Hardware-based Malware Detectors (HMDs) have shown promise in detecting malicious workloads. However, the current HMDs focus solely on the CPU core of a System-on-Chip (SoC) and, therefore, do not exploit the full potential of the hardware telemetry. In this paper, we propose XMD, an HMD that uses an expansive set of telemetry channels extracted from the different subsystems of SoC. XMD exploits the thread-level profiling power of the CPU-core telemetry, and the global profiling power of non-core telemetry channels, to achieve significantly better detection performance than currently used Hardware Performance Counter (HPC) based detectors. We leverage the concept of manifold hypothesis to analytically prove that adding non-core telemetry channels improves the separability of the benign and malware classes, resulting in performance gains. We train and evaluate XMD using hardware telemetries collected from 723 benign applications and 1033 malware samples on a commodity Android Operating System (OS)-based mobile device. XMD improves over currently used HPC-based detectors by 32.91% for the in-distribution test data. XMD achieves the best detection performance of 86.54% with a false positive rate of 2.9%, compared to the detection rate of 80%, offered by the best performing signature-based Anti-Virus(AV) on VirusTotal, on the same set of malware samples.
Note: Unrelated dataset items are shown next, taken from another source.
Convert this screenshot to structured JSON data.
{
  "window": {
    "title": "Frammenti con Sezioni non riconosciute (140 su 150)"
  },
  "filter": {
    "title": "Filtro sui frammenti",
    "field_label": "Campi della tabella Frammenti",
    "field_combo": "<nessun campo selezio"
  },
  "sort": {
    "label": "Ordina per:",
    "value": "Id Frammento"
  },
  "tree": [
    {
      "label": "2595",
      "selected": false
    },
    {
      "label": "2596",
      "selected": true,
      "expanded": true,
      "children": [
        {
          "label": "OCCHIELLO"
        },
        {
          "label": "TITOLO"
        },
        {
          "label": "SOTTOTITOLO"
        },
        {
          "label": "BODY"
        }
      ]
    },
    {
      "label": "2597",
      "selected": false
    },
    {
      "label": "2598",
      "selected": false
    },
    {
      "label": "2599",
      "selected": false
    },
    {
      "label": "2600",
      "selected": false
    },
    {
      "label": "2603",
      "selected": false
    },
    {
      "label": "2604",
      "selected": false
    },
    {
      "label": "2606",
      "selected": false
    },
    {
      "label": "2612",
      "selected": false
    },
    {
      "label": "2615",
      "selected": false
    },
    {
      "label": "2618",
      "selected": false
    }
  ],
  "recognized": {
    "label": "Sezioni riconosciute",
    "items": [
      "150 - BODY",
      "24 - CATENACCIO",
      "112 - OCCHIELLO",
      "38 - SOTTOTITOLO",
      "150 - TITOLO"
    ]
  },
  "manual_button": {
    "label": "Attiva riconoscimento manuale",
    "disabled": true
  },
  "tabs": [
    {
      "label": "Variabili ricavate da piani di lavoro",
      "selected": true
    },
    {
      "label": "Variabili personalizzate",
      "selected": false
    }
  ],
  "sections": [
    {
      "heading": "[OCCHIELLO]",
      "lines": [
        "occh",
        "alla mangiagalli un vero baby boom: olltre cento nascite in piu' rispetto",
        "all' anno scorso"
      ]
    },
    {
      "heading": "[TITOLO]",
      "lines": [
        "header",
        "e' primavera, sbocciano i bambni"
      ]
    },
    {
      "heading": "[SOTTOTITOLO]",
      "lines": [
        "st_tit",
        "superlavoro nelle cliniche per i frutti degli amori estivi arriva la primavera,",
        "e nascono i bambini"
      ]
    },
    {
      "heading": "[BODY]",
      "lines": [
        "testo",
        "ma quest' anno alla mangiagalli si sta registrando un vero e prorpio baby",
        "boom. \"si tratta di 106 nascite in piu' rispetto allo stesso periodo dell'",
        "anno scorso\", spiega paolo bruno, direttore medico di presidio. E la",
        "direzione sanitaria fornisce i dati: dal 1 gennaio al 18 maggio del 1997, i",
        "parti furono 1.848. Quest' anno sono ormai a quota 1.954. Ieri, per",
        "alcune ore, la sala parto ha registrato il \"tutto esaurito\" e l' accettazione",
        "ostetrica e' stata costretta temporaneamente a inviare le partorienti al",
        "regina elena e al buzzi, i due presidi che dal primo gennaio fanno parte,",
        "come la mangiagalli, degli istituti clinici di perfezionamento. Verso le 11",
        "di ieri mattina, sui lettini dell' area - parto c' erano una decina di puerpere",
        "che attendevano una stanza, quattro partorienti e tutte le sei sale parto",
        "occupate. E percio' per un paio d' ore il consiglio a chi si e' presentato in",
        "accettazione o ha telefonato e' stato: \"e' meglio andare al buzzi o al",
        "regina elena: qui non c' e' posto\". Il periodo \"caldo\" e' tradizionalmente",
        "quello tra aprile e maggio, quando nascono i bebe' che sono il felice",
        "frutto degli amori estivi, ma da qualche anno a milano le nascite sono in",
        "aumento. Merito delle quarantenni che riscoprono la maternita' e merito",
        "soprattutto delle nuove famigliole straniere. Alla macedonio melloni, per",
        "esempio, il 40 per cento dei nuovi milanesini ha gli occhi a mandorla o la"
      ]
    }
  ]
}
翻译：基于硬件的恶意软件检测器（HMD）在检测恶意负载方面展现出了潜力。然而，当前的HMD仅关注片上系统（SoC）的CPU核心，因此未能充分利用硬件遥测的全部潜力。在本文中，我们提出XMD，一种利用从SoC不同子系统提取的广泛遥测通道的HMD。XMD利用CPU核心遥测的线程级分析能力以及非核心遥测通道的全局分析能力，实现了比当前基于硬件性能计数器（HPC）的检测器显著更优的检测性能。我们利用流形假设的概念从理论上证明，增加非核心遥测通道可提高良性软件与恶意软件类别的可分性，从而带来性能提升。我们基于来自商用Android操作系统（OS）移动设备的723个良性应用和1033个恶意样本的硬件遥测数据，对XMD进行训练和评估。在分布内测试数据上，XMD比当前使用的HPC检测器性能提升了32.91%。在与VirusTotal上性能最优的基于签名的反病毒软件（AV）相同的恶意样本集上，XMD实现了86.54%的最佳检测性能，误报率为2.9%，而该AV的检测率为80%。